2022年度 No.50

『ノアと箱舟』
石﨑善土師

創世記6章11~7章5節

…わたしは、今、いのちの息のあるすべての肉なるものを天の下から滅ぼし去るために、地上に大水を、大洪水をもたらそうとしている。地上のすべてのものは死に絶える。しかし、わたしはあなたと契約を結ぶ。あなたは、息子たち、妻、それに息子たちの妻とともに箱舟に入りなさい。また、すべての生き物、すべての肉なるものの中から、それぞれ二匹ずつを箱舟に連れて入り、あなたとともに生き残るようにしなさい。
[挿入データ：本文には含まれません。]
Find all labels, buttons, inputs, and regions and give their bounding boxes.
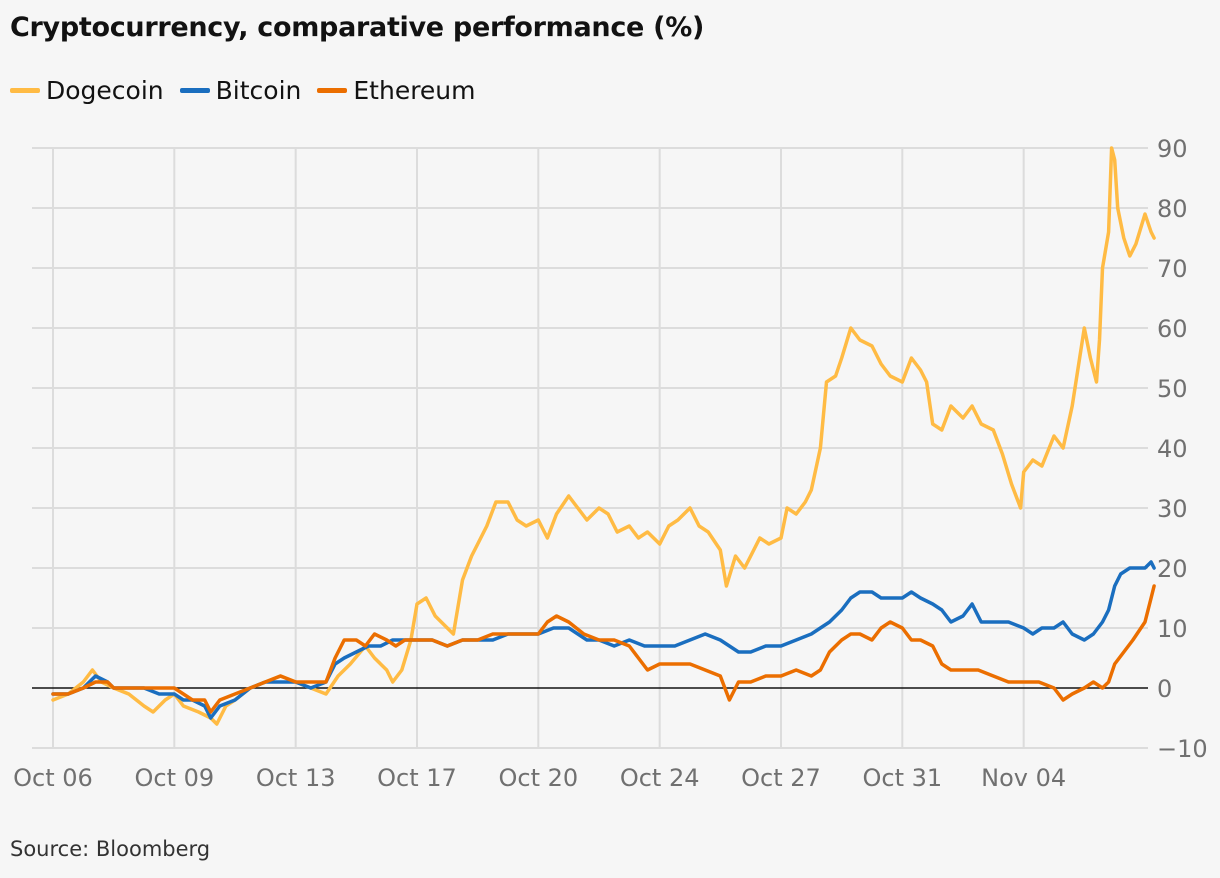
source-note: Source: Bloomberg [10,837,211,861]
y-tick-label: 70 [1157,255,1188,283]
legend: Dogecoin Bitcoin Ethereum [10,76,476,105]
y-tick-label: 10 [1157,615,1188,643]
y-tick-label: −10 [1157,735,1208,763]
x-tick-label: Oct 13 [256,764,336,792]
legend-item-ethereum: Ethereum [317,76,476,105]
x-tick-label: Oct 27 [741,764,821,792]
y-tick-label: 20 [1157,555,1188,583]
x-tick-label: Oct 06 [13,764,93,792]
gridlines [32,147,1148,749]
y-tick-label: 30 [1157,495,1188,523]
legend-label-bitcoin: Bitcoin [215,76,302,105]
y-tick-label: 50 [1157,375,1188,403]
y-tick-label: 40 [1157,435,1188,463]
series-line-ethereum [51,584,1156,714]
series-lines [51,146,1156,726]
y-tick-label: 0 [1157,675,1172,703]
x-tick-label: Oct 09 [134,764,214,792]
legend-item-dogecoin: Dogecoin [10,76,164,105]
legend-label-ethereum: Ethereum [353,76,476,105]
x-tick-label: Oct 20 [498,764,578,792]
legend-swatch-ethereum [317,88,348,93]
x-tick-label: Nov 04 [981,764,1066,792]
legend-item-bitcoin: Bitcoin [179,76,302,105]
x-tick-label: Oct 17 [377,764,457,792]
y-tick-label: 60 [1157,315,1188,343]
legend-label-dogecoin: Dogecoin [46,76,164,105]
y-axis-ticks: 90 80 70 60 50 40 30 20 10 0 −10 [1157,135,1208,763]
x-tick-label: Oct 24 [620,764,700,792]
chart-title: Cryptocurrency, comparative performance … [10,12,705,43]
y-tick-label: 90 [1157,135,1188,163]
x-tick-label: Oct 31 [862,764,942,792]
series-line-bitcoin [51,560,1156,720]
y-tick-label: 80 [1157,195,1188,223]
legend-swatch-bitcoin [179,88,210,93]
series-line-dogecoin [51,146,1156,726]
legend-swatch-dogecoin [10,88,40,93]
x-axis-ticks: Oct 06 Oct 09 Oct 13 Oct 17 Oct 20 Oct 24 Oct … [13,764,1066,792]
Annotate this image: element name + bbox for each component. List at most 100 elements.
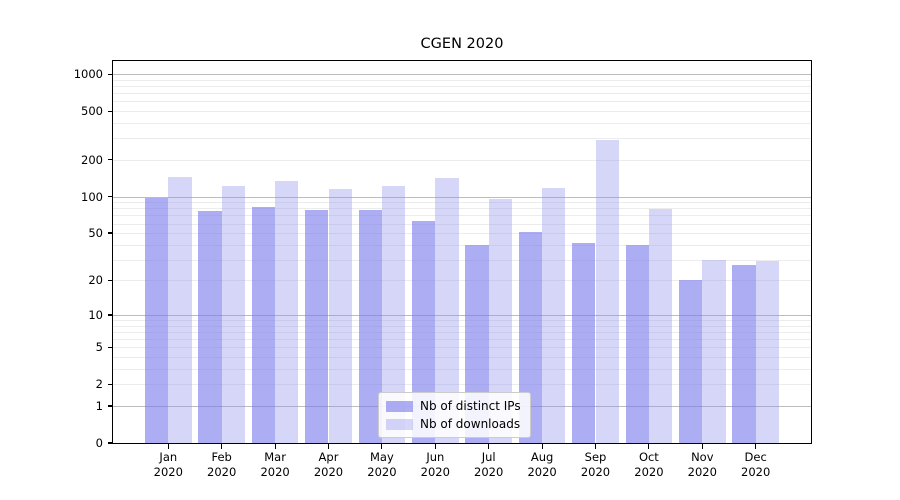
y-tick-label-10: 10 — [88, 307, 103, 322]
legend-entry-downloads: Nb of downloads — [386, 417, 521, 431]
grid-line-minor — [113, 331, 811, 333]
y-tick-label-50: 50 — [88, 226, 103, 241]
bar-distinct-ips-jan — [144, 198, 169, 443]
y-tick-label-500: 500 — [81, 104, 103, 119]
grid-line-minor — [113, 320, 811, 322]
y-tick-label-2: 2 — [95, 377, 103, 392]
bar-distinct-ips-sep — [572, 243, 596, 443]
y-tick-mark — [108, 232, 113, 234]
x-tick-label-feb: Feb 2020 — [207, 450, 237, 479]
x-tick-mark — [648, 444, 650, 449]
legend-swatch-downloads — [386, 418, 413, 430]
bar-distinct-ips-jun — [411, 220, 436, 443]
y-tick-mark — [108, 279, 113, 282]
grid-line-minor — [113, 347, 811, 349]
bar-downloads-dec — [755, 261, 780, 443]
bar-downloads-feb — [221, 185, 246, 443]
y-tick-mark — [108, 442, 113, 444]
y-tick-label-1: 1 — [95, 398, 103, 413]
bar-distinct-ips-mar — [251, 207, 276, 443]
grid-line-minor — [113, 159, 811, 161]
x-tick-mark — [701, 444, 703, 449]
grid-line-minor — [113, 208, 811, 210]
grid-line-minor — [113, 223, 811, 225]
y-tick-mark — [108, 383, 113, 385]
x-tick-label-apr: Apr 2020 — [313, 450, 344, 479]
grid-line-minor — [113, 86, 811, 88]
x-tick-mark — [541, 444, 543, 449]
grid-line-minor — [113, 202, 811, 204]
bar-downloads-jun — [435, 178, 459, 443]
x-tick-mark — [167, 444, 169, 449]
bar-distinct-ips-oct — [625, 244, 649, 443]
bar-downloads-jul — [488, 199, 513, 443]
bar-downloads-may — [381, 186, 406, 443]
y-tick-label-5: 5 — [95, 340, 103, 355]
bar-distinct-ips-may — [358, 210, 382, 443]
y-tick-label-200: 200 — [81, 152, 103, 167]
x-tick-label-sep: Sep 2020 — [580, 450, 611, 479]
x-tick-mark — [221, 444, 223, 449]
y-tick-label-0: 0 — [95, 436, 103, 450]
x-tick-label-aug: Aug 2020 — [527, 450, 557, 479]
x-tick-mark — [488, 444, 490, 449]
legend-swatch-distinct-ips — [386, 400, 413, 412]
x-tick-label-may: May 2020 — [367, 450, 397, 479]
x-tick-mark — [434, 444, 436, 449]
bar-distinct-ips-aug — [518, 232, 543, 443]
bar-downloads-apr — [328, 189, 352, 443]
y-tick-mark — [108, 159, 113, 161]
grid-line-major — [113, 196, 811, 198]
y-tick-label-100: 100 — [81, 189, 103, 204]
x-tick-label-jan: Jan 2020 — [153, 450, 183, 479]
x-tick-label-jul: Jul 2020 — [474, 450, 504, 479]
bar-downloads-oct — [648, 209, 673, 443]
y-tick-mark — [108, 314, 113, 316]
grid-line-major — [113, 314, 811, 316]
grid-line-minor — [113, 325, 811, 327]
bar-distinct-ips-feb — [198, 211, 222, 443]
grid-line-minor — [113, 357, 811, 359]
x-tick-mark — [327, 444, 330, 449]
x-tick-mark — [755, 444, 757, 449]
x-tick-label-mar: Mar 2020 — [260, 450, 290, 479]
x-tick-mark — [594, 444, 597, 449]
y-tick-mark — [108, 346, 113, 348]
grid-line-minor — [113, 138, 811, 140]
x-tick-label-dec: Dec 2020 — [741, 450, 771, 479]
bar-downloads-aug — [542, 187, 566, 443]
y-tick-label-20: 20 — [88, 273, 103, 288]
bar-distinct-ips-apr — [305, 209, 329, 443]
bar-downloads-jan — [168, 176, 192, 443]
grid-line-minor — [113, 79, 811, 81]
x-tick-label-jun: Jun 2020 — [420, 450, 450, 479]
legend-entry-distinct-ips: Nb of distinct IPs — [386, 399, 521, 413]
grid-line-minor — [113, 93, 811, 95]
grid-line-minor — [113, 101, 811, 103]
legend-label-distinct-ips: Nb of distinct IPs — [420, 399, 521, 413]
y-tick-mark — [108, 405, 113, 407]
x-tick-mark — [381, 444, 383, 449]
y-tick-mark — [108, 196, 113, 198]
grid-line-minor — [113, 244, 811, 246]
y-tick-mark — [108, 110, 113, 112]
bar-distinct-ips-dec — [732, 265, 756, 443]
grid-line-minor — [113, 384, 811, 386]
grid-line-minor — [113, 233, 811, 235]
plot-area: Nb of distinct IPs Nb of downloads — [113, 61, 811, 443]
y-tick-label-1000: 1000 — [73, 67, 103, 82]
bar-downloads-nov — [702, 259, 726, 443]
grid-line-major — [113, 74, 811, 76]
bar-downloads-mar — [275, 181, 299, 443]
chart-title: CGEN 2020 — [420, 36, 504, 52]
legend-label-downloads: Nb of downloads — [420, 417, 521, 431]
bar-downloads-sep — [595, 140, 619, 443]
grid-line-minor — [113, 339, 811, 341]
grid-line-minor — [113, 123, 811, 124]
x-tick-label-nov: Nov 2020 — [687, 450, 717, 479]
x-tick-label-oct: Oct 2020 — [634, 450, 664, 479]
grid-line-minor — [113, 280, 811, 282]
grid-line-minor — [113, 259, 811, 261]
bar-distinct-ips-nov — [678, 280, 703, 443]
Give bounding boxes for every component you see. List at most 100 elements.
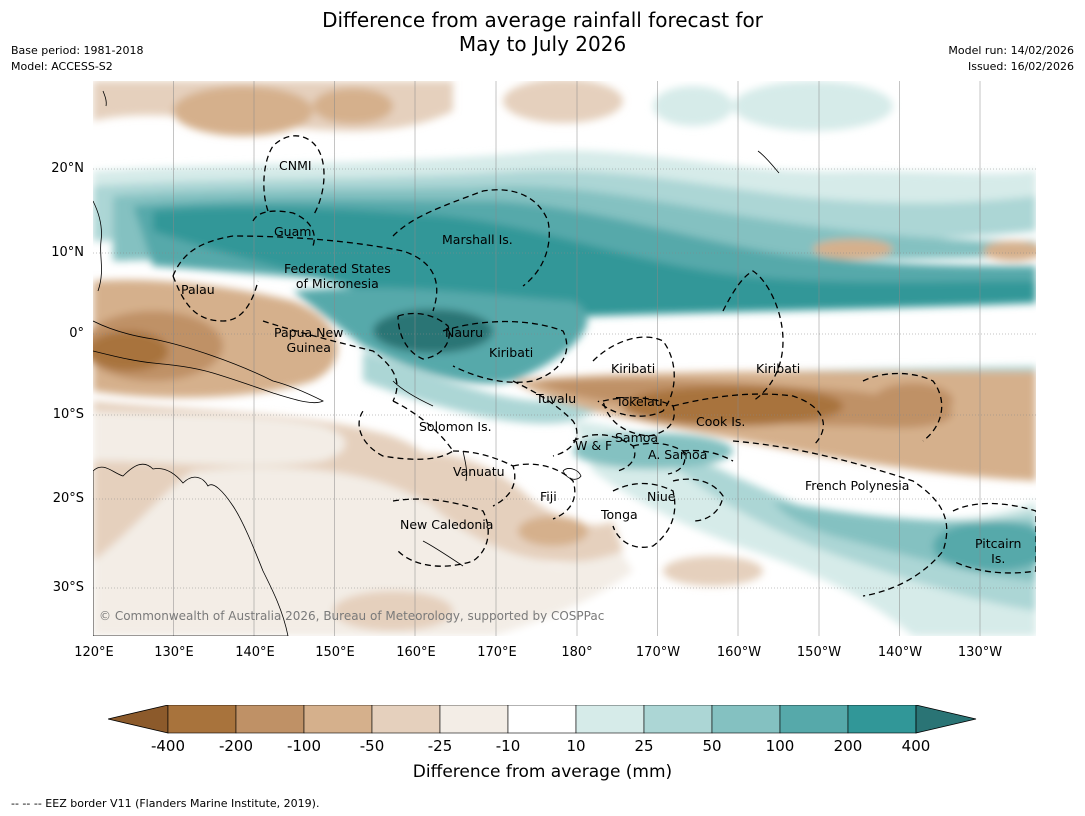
label-wf: W & F <box>575 438 613 453</box>
eez-fp <box>732 440 948 597</box>
lon-label-160e: 160°E <box>396 645 436 660</box>
eez-fp-north <box>862 372 943 442</box>
solomon-outline <box>392 380 434 407</box>
eez-footnote: -- -- -- EEZ border V11 (Flanders Marine… <box>11 797 320 810</box>
eez-niue <box>672 478 724 522</box>
label-fsm-line1: Federated States <box>284 261 391 276</box>
lon-label-150e: 150°E <box>315 645 355 660</box>
label-cnmi: CNMI <box>279 158 312 173</box>
philippines-outline <box>93 200 102 292</box>
label-fiji: Fiji <box>540 489 557 504</box>
label-png-line2: Guinea <box>286 340 331 355</box>
lat-label-10s: 10°S <box>52 407 84 422</box>
colorbar-bin <box>711 705 781 734</box>
colorbar-title: Difference from average (mm) <box>412 762 673 782</box>
colorbar-bin <box>643 705 713 734</box>
fiji-outline <box>562 468 582 480</box>
label-niue: Niue <box>647 489 676 504</box>
eez-cnmi <box>263 135 325 217</box>
eez-solomon <box>358 400 454 460</box>
title-line-2: May to July 2026 <box>458 32 627 56</box>
eez-marshall <box>392 189 550 287</box>
anomaly-field <box>93 81 1036 636</box>
new-caledonia-outline <box>422 540 464 567</box>
lon-label-140e: 140°E <box>235 645 275 660</box>
eez-kiribati-c <box>592 336 675 417</box>
cb-tick: -25 <box>427 737 453 755</box>
meta-left: Base period: 1981-2018 Model: ACCESS-S2 <box>11 43 143 75</box>
australia-outline <box>93 463 289 636</box>
cb-tick: 10 <box>566 737 586 755</box>
colorbar-bin <box>575 705 645 734</box>
colorbar-bin <box>303 705 373 734</box>
label-kiribati-w: Kiribati <box>489 345 534 360</box>
lon-label-170e: 170°E <box>477 645 517 660</box>
lon-label-150w: 150°W <box>796 645 842 660</box>
label-pitcairn-line2: Is. <box>991 551 1006 566</box>
vanuatu-outline <box>462 450 468 482</box>
map-canvas <box>93 81 1036 636</box>
label-marshall: Marshall Is. <box>442 232 513 247</box>
label-pitcairn: Pitcairn Is. <box>975 536 1021 566</box>
label-png: Papua New Guinea <box>274 325 343 355</box>
eez-nauru <box>397 312 450 360</box>
cb-tick: -400 <box>150 737 186 755</box>
label-palau: Palau <box>181 282 215 297</box>
copyright-notice: © Commonwealth of Australia 2026, Bureau… <box>99 609 605 623</box>
colorbar-bin <box>847 705 917 734</box>
eez-palau <box>172 275 259 322</box>
colorbar-bin <box>167 705 237 734</box>
model-run: Model run: 14/02/2026 <box>948 44 1074 57</box>
colorbar <box>108 705 977 734</box>
eez-pitcairn <box>952 502 1036 574</box>
eez-asamoa <box>682 449 734 462</box>
meta-right: Model run: 14/02/2026 Issued: 16/02/2026 <box>948 43 1074 75</box>
eez-tonga <box>612 482 676 548</box>
label-nauru: Nauru <box>445 325 483 340</box>
eez-kiribati-e <box>722 270 784 402</box>
hawaii-outline <box>757 150 780 174</box>
rainfall-map: CNMI Guam Marshall Is. Federated States … <box>93 81 1036 636</box>
colorbar-bin <box>371 705 441 734</box>
label-pitcairn-line1: Pitcairn <box>975 536 1022 551</box>
eez-fsm <box>172 235 438 312</box>
colorbar-bin <box>779 705 849 734</box>
lon-label-160w: 160°W <box>716 645 762 660</box>
label-cook: Cook Is. <box>696 414 746 429</box>
issued-date: Issued: 16/02/2026 <box>967 60 1074 73</box>
lat-label-10n: 10°N <box>51 245 84 260</box>
lon-label-130e: 130°E <box>154 645 194 660</box>
cb-tick: 200 <box>833 737 863 755</box>
colorbar-extend-high <box>915 705 977 734</box>
label-tonga: Tonga <box>601 507 638 522</box>
label-guam: Guam <box>274 224 312 239</box>
eez-cook <box>672 393 824 447</box>
eez-kiribati-w <box>442 320 568 383</box>
cb-tick: 50 <box>702 737 722 755</box>
cb-tick: -50 <box>359 737 385 755</box>
lon-label-130w: 130°W <box>957 645 1003 660</box>
base-period: Base period: 1981-2018 <box>11 44 144 57</box>
label-new-caledonia: New Caledonia <box>400 517 494 532</box>
cb-tick: 400 <box>901 737 931 755</box>
cb-tick: 25 <box>634 737 654 755</box>
cb-tick: -100 <box>286 737 322 755</box>
lat-label-20n: 20°N <box>51 161 84 176</box>
label-tokelau: Tokelau <box>616 394 663 409</box>
lat-label-20s: 20°S <box>52 491 84 506</box>
eez-new-caledonia <box>392 498 489 567</box>
eez-png <box>262 320 398 402</box>
lon-label-170w: 170°W <box>635 645 681 660</box>
eez-fiji <box>512 463 576 520</box>
colorbar-bin <box>235 705 305 734</box>
label-vanuatu: Vanuatu <box>453 464 505 479</box>
label-kiribati-c: Kiribati <box>611 361 656 376</box>
label-tuvalu: Tuvalu <box>536 391 577 406</box>
graticule <box>173 81 981 636</box>
label-asamoa: A. Samoa <box>648 447 708 462</box>
model-name: Model: ACCESS-S2 <box>11 60 113 73</box>
map-title: Difference from average rainfall forecas… <box>0 8 1085 56</box>
label-png-line1: Papua New <box>274 325 344 340</box>
cb-tick: 100 <box>765 737 795 755</box>
colorbar-bin <box>439 705 509 734</box>
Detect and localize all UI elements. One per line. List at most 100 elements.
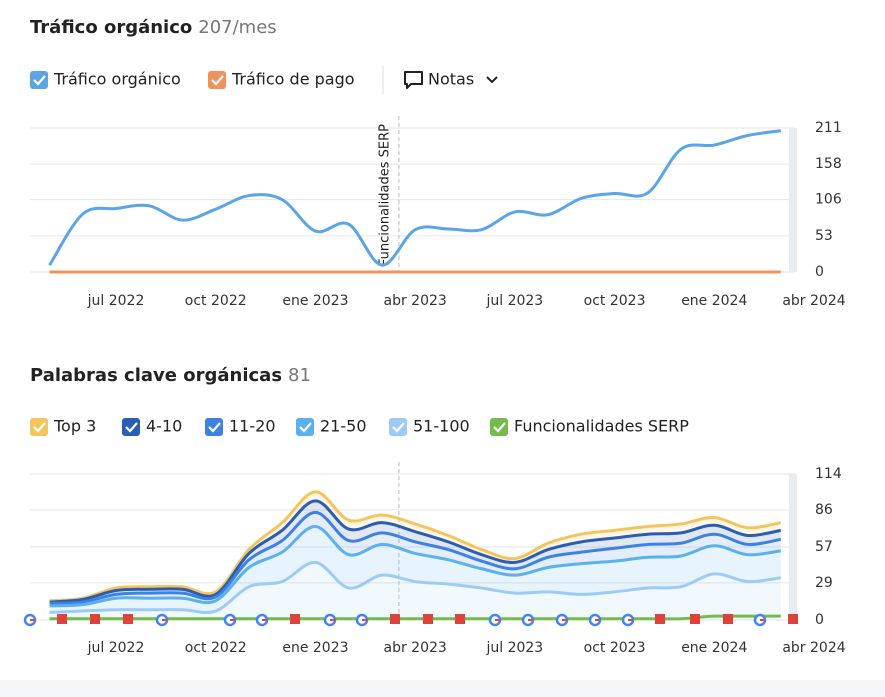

それらは…ノアは、すべて神が命じられたとおりにし、そのように行った。…

メッセージ要約

 大洪水前の世界を神が滅ぼすことになったのは、地が堕落し暴虐に満ちていたからです(11)。ヘブル語では、“堕落”と“滅ぼす”は同じ言葉ですので、堕落と滅びは繋がっています。堕落とは、“自分の道”から堕落したことです。神の命じたところから逸れること、それが堕落の根源です。神の義によって見たとき、滅ぼされるしかないほど、世界は堕落していました。
 一方で神の愛は、滅びか助け出そうと、堕落した世界の中でノアを選び出します。慰めの人であったノアは、正しい人、全き人(9)と評され、滅びゆく世界の中で、希望となりました。
 神はノアに、地上を滅ぼすこと、しかし、ノアは救う事を繰り返し伝えました。そして、家族とすべての生き物のつがいを箱舟に乗せ、生き残るように命じました。ノアは「命じられたとおりに」しました。ノアが選ばれたのは、神が命じたとおりにする、神と共に歩む人だったからです。
 神の義で見れば、救われる価値のある人はいません。「主は天から人の子らを見下ろされた。悟る者神を求める者がいるかどうかと。すべての者が離れて行きだれもかれも無用の者となった。善を行う者はいない。だれ一人いない。」(詩篇14:2,3)とある通りです。一方で神の愛は、どのような人も愛し、救いたいと願い、救いを求める人を忍耐して待っています。「ノアの時代に、箱舟が造られていた間、神が忍耐して待っておられた」(1ペテロ3:20)
 今の時代も、神は同じように忍耐して待っておられます。救われたものの使命は、ノアの様に神に従い、大洪水を乗り切るための箱舟に招くことではないでしょうか。